陶惟慎不动声色地扯了两下陶墨钧,让他赶紧说两句。陶墨钧也不知道要说什么,木讷着,半晌才笨拙地说道:“那些族老候选人,你都不认识,他们要是当了族老,你用起来肯定没有我们方便。”
“对。”陶惟慎心头暗赞一声后,连忙附和道,“我们是做了些对不起德音妹妹的事,可我们当时也是受人所迫。撇开那些事,德音妹妹不妨好好想一想,以前墨钧每次跟着族叔公外出回来,都会给你带些当地的小玩意,而你每次不开心,我也总千方百计地哄着你,是不是?你让墨钧当了族老,你要有什么事,凭着我们从前的关系,使唤起来也更方便,对不对?”
“不明白我要求宗族改制的真正原因,想当然地认为我是为了一己之私,说这点眼光,还敢来向我表忠心,不得不说,你们倒是勇气可嘉。”陶令仪轻笑两声,又继续,“宗族改制的规则是我提出来的,而我对评选唯一的要求就是公平、公正,这话我在崇文堂说过,也在宗祠当着好些族人的面说过。”
“你们拿着从前对我的好,要求我打破自己定的规则来提拔你们……”
陶令仪又笑了两声,扶着春桃的手上了油壁车。
在春桃打算关闭车门之时,陶令仪伸手支住,歪头问陶攸和:“七姐姐要是无事,可愿意陪我往庾宅走一趟?”
“你不嫌麻烦就行。”陶攸和听她这样说,便知道她这次出门不是查案,她也好久没有和她说过话了,便扶着春桃伸过来的手,也上了油壁车。
油壁车离开时,陶墨钧和陶惟慎还在原地没有动。
看着两人难堪的面色,陶攸和暗自摇一摇头,有心为他们两人说几句好话,但话到了嘴边,又被她咽回去了。
前几次和陶令仪接触的时候,她就看出来了,陶令仪是个非常有主意的人。
陶墨钧和陶惟慎找上她,要她跟着一起来找陶令仪时,她就告诉过他们这一点。也告诉过他们,陶令仪并非他们口中那等有私心之人,可两人不听,偏说他们跟陶令仪接触的时间比她久,他们比她更了解她的为人。
如今他们吃了瘪,本就是预料之事,何须再为他们说话,惹陶令仪不快?
“其实,族叔公在所有候选人当中,给陶墨钧打的评分是最高的。
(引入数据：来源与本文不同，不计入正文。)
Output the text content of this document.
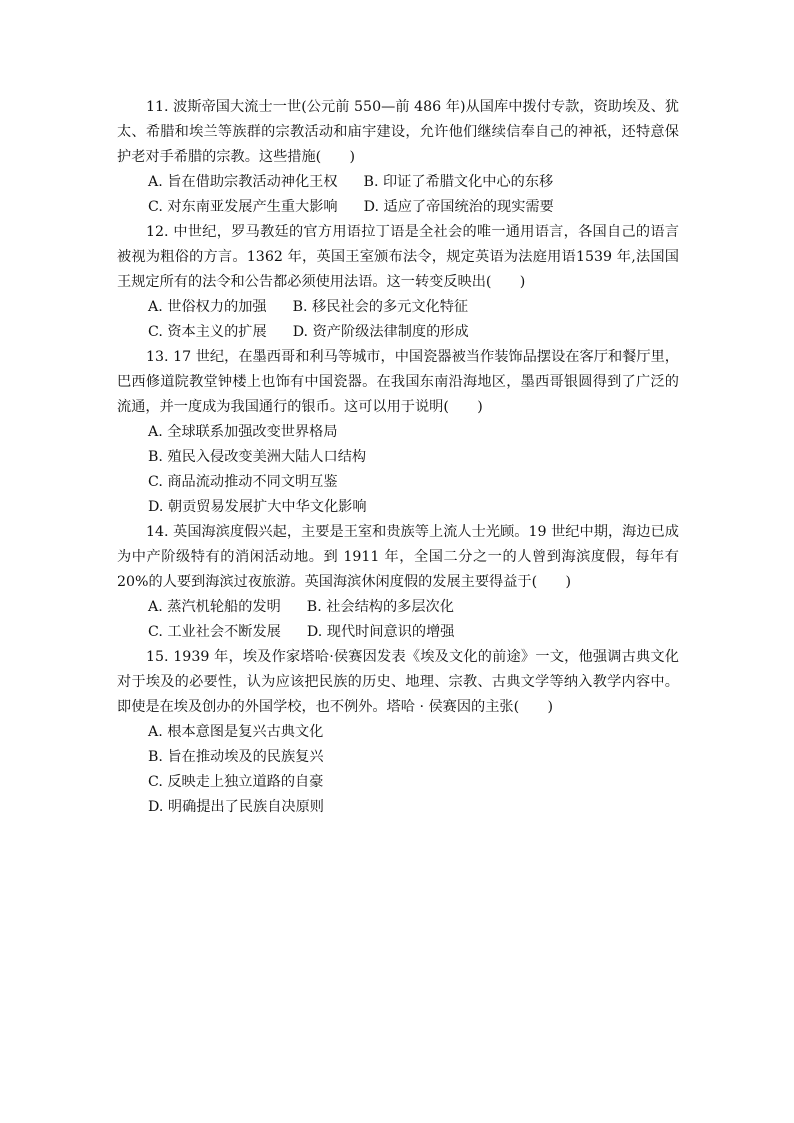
11. 波斯帝国大流士一世(公元前 550—前 486 年)从国库中拨付专款，资助埃及、犹太、希腊和埃兰等族群的宗教活动和庙宇建设，允许他们继续信奉自己的神祇，还特意保护老对手希腊的宗教。这些措施(　　)

A. 旨在借助宗教活动神化王权 B. 印证了希腊文化中心的东移
C. 对东南亚发展产生重大影响 D. 适应了帝国统治的现实需要

12. 中世纪，罗马教廷的官方用语拉丁语是全社会的唯一通用语言，各国自己的语言被视为粗俗的方言。1362 年，英国王室颁布法令，规定英语为法庭用语1539 年,法国国王规定所有的法令和公告都必须使用法语。这一转变反映出(　　)

A. 世俗权力的加强 B. 移民社会的多元文化特征
C. 资本主义的扩展 D. 资产阶级法律制度的形成

13. 17 世纪，在墨西哥和利马等城市，中国瓷器被当作装饰品摆设在客厅和餐厅里，巴西修道院教堂钟楼上也饰有中国瓷器。在我国东南沿海地区，墨西哥银圆得到了广泛的流通，并一度成为我国通行的银币。这可以用于说明(　　)

A. 全球联系加强改变世界格局
B. 殖民入侵改变美洲大陆人口结构
C. 商品流动推动不同文明互鉴
D. 朝贡贸易发展扩大中华文化影响

14. 英国海滨度假兴起，主要是王室和贵族等上流人士光顾。19 世纪中期，海边已成为中产阶级特有的消闲活动地。到 1911 年，全国二分之一的人曾到海滨度假，每年有 20%的人要到海滨过夜旅游。英国海滨休闲度假的发展主要得益于(　　)

A. 蒸汽机轮船的发明 B. 社会结构的多层次化
C. 工业社会不断发展 D. 现代时间意识的增强

15. 1939 年，埃及作家塔哈·侯赛因发表《埃及文化的前途》一文，他强调古典文化对于埃及的必要性，认为应该把民族的历史、地理、宗教、古典文学等纳入教学内容中。即使是在埃及创办的外国学校，也不例外。塔哈 · 侯赛因的主张(　　)

A. 根本意图是复兴古典文化
B. 旨在推动埃及的民族复兴
C. 反映走上独立道路的自豪
D. 明确提出了民族自决原则
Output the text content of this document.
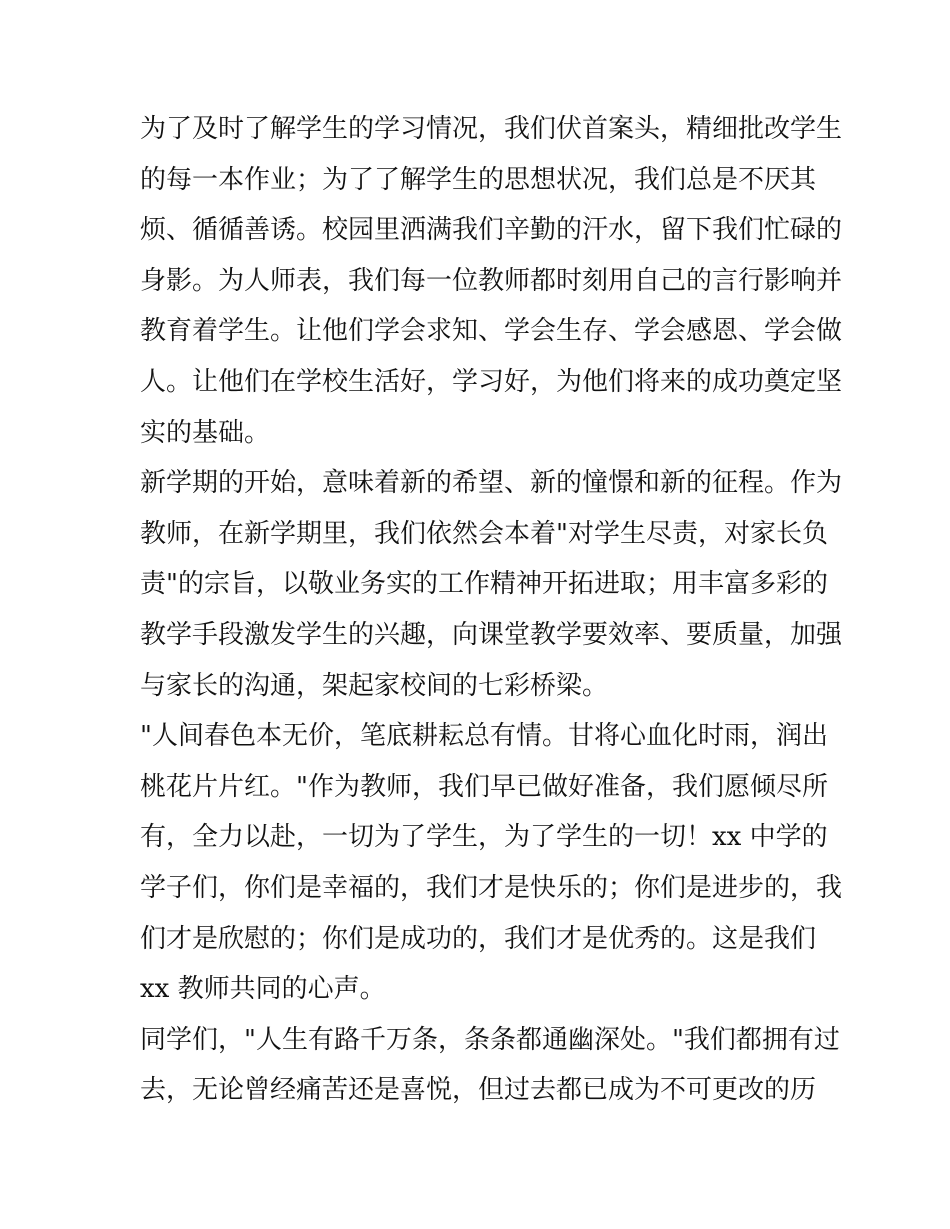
为了及时了解学生的学习情况，我们伏首案头，精细批改学生
的每一本作业；为了了解学生的思想状况，我们总是不厌其
烦、循循善诱。校园里洒满我们辛勤的汗水，留下我们忙碌的
身影。为人师表，我们每一位教师都时刻用自己的言行影响并
教育着学生。让他们学会求知、学会生存、学会感恩、学会做
人。让他们在学校生活好，学习好，为他们将来的成功奠定坚
实的基础。
新学期的开始，意味着新的希望、新的憧憬和新的征程。作为
教师，在新学期里，我们依然会本着"对学生尽责，对家长负
责"的宗旨，以敬业务实的工作精神开拓进取；用丰富多彩的
教学手段激发学生的兴趣，向课堂教学要效率、要质量，加强
与家长的沟通，架起家校间的七彩桥梁。
"人间春色本无价，笔底耕耘总有情。甘将心血化时雨，润出
桃花片片红。"作为教师，我们早已做好准备，我们愿倾尽所
有，全力以赴，一切为了学生，为了学生的一切！xx 中学的
学子们，你们是幸福的，我们才是快乐的；你们是进步的，我
们才是欣慰的；你们是成功的，我们才是优秀的。这是我们
xx 教师共同的心声。
同学们，"人生有路千万条，条条都通幽深处。"我们都拥有过
去，无论曾经痛苦还是喜悦，但过去都已成为不可更改的历
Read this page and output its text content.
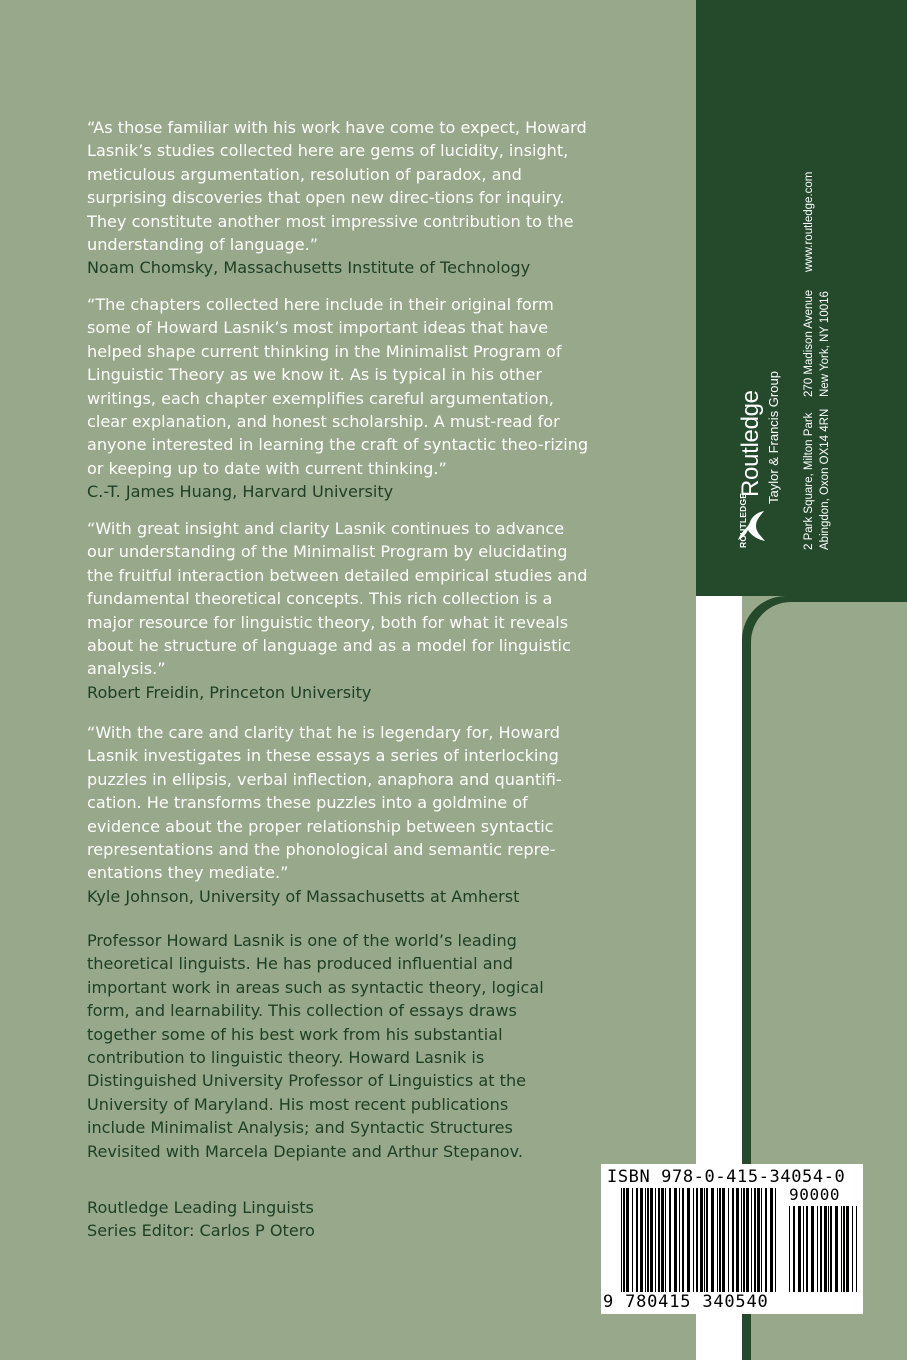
“As those familiar with his work have come to expect, Howard Lasnik’s studies collected here are gems of lucidity, insight, meticulous argumentation, resolution of paradox, and surprising discoveries that open new direc-tions for inquiry. They constitute another most impressive contribution to the understanding of language.”

Noam Chomsky, Massachusetts Institute of Technology

“The chapters collected here include in their original form some of Howard Lasnik’s most important ideas that have helped shape current thinking in the Minimalist Program of Linguistic Theory as we know it. As is typical in his other writings, each chapter exemplifies careful argumentation, clear explanation, and honest scholarship. A must-read for anyone interested in learning the craft of syntactic theo-rizing or keeping up to date with current thinking.”

C.-T. James Huang, Harvard University

“With great insight and clarity Lasnik continues to advance our understanding of the Minimalist Program by elucidating the fruitful interaction between detailed empirical studies and fundamental theoretical concepts. This rich collection is a major resource for linguistic theory, both for what it reveals about he structure of language and as a model for linguistic analysis.”

Robert Freidin, Princeton University

“With the care and clarity that he is legendary for, Howard Lasnik investigates in these essays a series of interlocking puzzles in ellipsis, verbal inflection, anaphora and quantifi-cation. He transforms these puzzles into a goldmine of evidence about the proper relationship between syntactic representations and the phonological and semantic repre-entations they mediate.”

Kyle Johnson, University of Massachusetts at Amherst

Professor Howard Lasnik is one of the world’s leading theoretical linguists. He has produced influential and important work in areas such as syntactic theory, logical form, and learnability. This collection of essays draws together some of his best work from his substantial contribution to linguistic theory. Howard Lasnik is Distinguished University Professor of Linguistics at the University of Maryland. His most recent publications include Minimalist Analysis; and Syntactic Structures Revisited with Marcela Depiante and Arthur Stepanov.

Routledge Leading Linguists

Series Editor: Carlos P Otero

ROUTLEDGE
Routledge Taylor & Francis Group 2 Park Square, Milton Park Abingdon, Oxon OX14 4RN
270 Madison Avenue New York, NY 10016
www.routledge.com
ISBN 978-0-415-34054-0
90000
9 780415 340540
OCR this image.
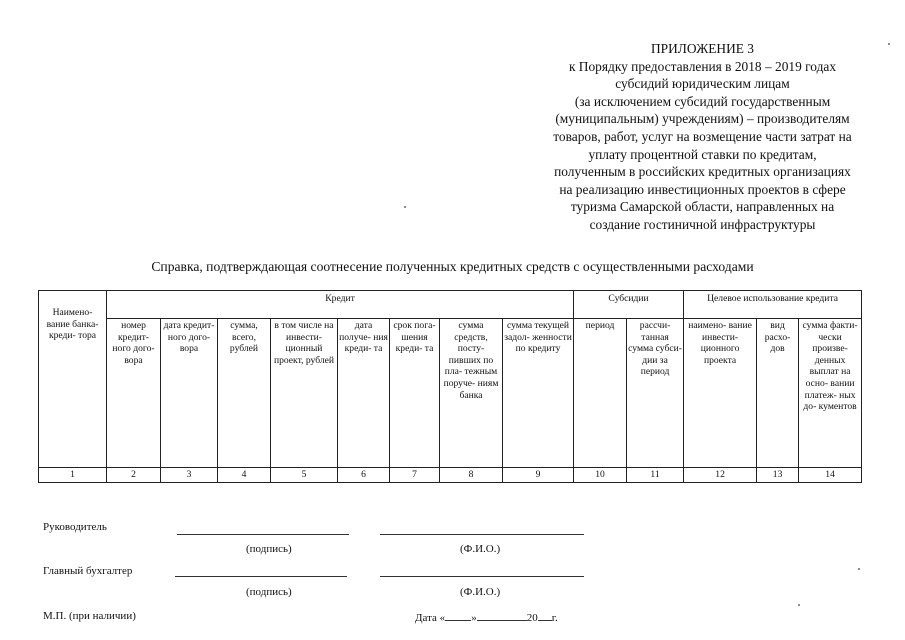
ПРИЛОЖЕНИЕ 3
к Порядку предоставления в 2018 – 2019 годах
субсидий юридическим лицам
(за исключением субсидий государственным
(муниципальным) учреждениям) – производителям
товаров, работ, услуг на возмещение части затрат на
уплату процентной ставки по кредитам,
полученным в российских кредитных организациях
на реализацию инвестиционных проектов в сфере
туризма Самарской области, направленных на
создание гостиничной инфраструктуры
Справка, подтверждающая соотнесение полученных кредитных средств с осуществленными расходами
Наимено- вание банка- креди- тора	Кредит								Субсидии		Целевое использование кредита		
	номер кредит- ного дого- вора	дата кредит- ного дого- вора	сумма, всего, рублей	в том числе на инвести- ционный проект, рублей	дата получе- ния креди- та	срок пога- шения креди- та	сумма средств, посту- пивших по пла- тежным поруче- ниям банка	сумма текущей задол- женности по кредиту	период	рассчи- танная сумма субси- дии за период	наимено- вание инвести- ционного проекта	вид расхо- дов	сумма факти- чески произве- денных выплат на осно- вании платеж- ных до- кументов
1	2	3	4	5	6	7	8	9	10	11	12	13	14
Руководитель
(подпись)	(Ф.И.О.)
Главный бухгалтер
(подпись)	(Ф.И.О.)
М.П. (при наличии)	Дата « »	20 г.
”油壁车离得两人稍稍远些后,陶令仪缓缓开口,“如果陶墨钧在评分之前,谦虚低调些,他当选族老的可能性还是很大的。”
尤其在她允诺了陶仲谦宗司祭酒的身份后,陶仲谦若一力要保他做族老,她未必不肯。
可他千不该万不该,不该今日找上门来向她表忠心,让她看到了他的短浅之处。
陶攸和惊讶一瞬后,很是随意地说道:“他应该是知道的,不仅他知道,族叔公手下其余几个族老候选人应该也知道。”
陶令仪看向她。
陶攸和解释:“他这么着急地来向你表忠心,就是因为另外几个候选人在联手对付他。”
“当然,”陶攸和话锋一转,“不管其余几个候选人如何对付他,他来找你都不对。”
“不是他来找我不对,”陶令仪纠正,“是他向我表忠心,说以后唯我命是从不对,我要求宗族改制的初衷并非是因为族叔公他们不听我的话,而是为了陶氏长远的发展。他连这一点都看不透,足可见族叔公给他打高分,确实是存了私心,而他自己也知道他配不上这个高分。”
陶攸和若有所思。
陶令仪找她一起去庾氏,并非要与她说这些事,容她稍稍思索片刻,便转移了话题:“七姐姐也看到了,我近来跟着崔使君查案,忙得脚不沾地,就劳七姐姐同李二公子碰面时,代我向他道声谢。”
陶攸和不明所以。
陶令仪道:“早些时候,李二公子帮我查谣言那件事,我还没有谢过他呢。”
陶攸和恍然道:“他又没有帮上忙,有什么好谢的。”
“不要这样说,”陶令仪逗趣,“他是认认真真地帮了忙,只是没有查到结果而已。总比那些什么忙也不帮,还要拖我后腿的那些人要好吧?”
陶攸和掩唇轻笑两声,“那倒也是。”
又道:“近来每每碰面,他都要感叹好几次你有多厉害。要知道你托我谢他,怕是晚上做梦都要笑醒了。”
“他要是对七姐姐一如既往地好,好上一辈子,那我可以每日都感谢他一次。”陶令仪笑着说。
“他会的,会对我好一辈子的。”陶攸和敛起笑容,又沉默了好一会儿后,望着陶令仪的双眼,认认真真地说道,“我有德音妹妹这样一个厉害的妹妹,他不敢对我不好。”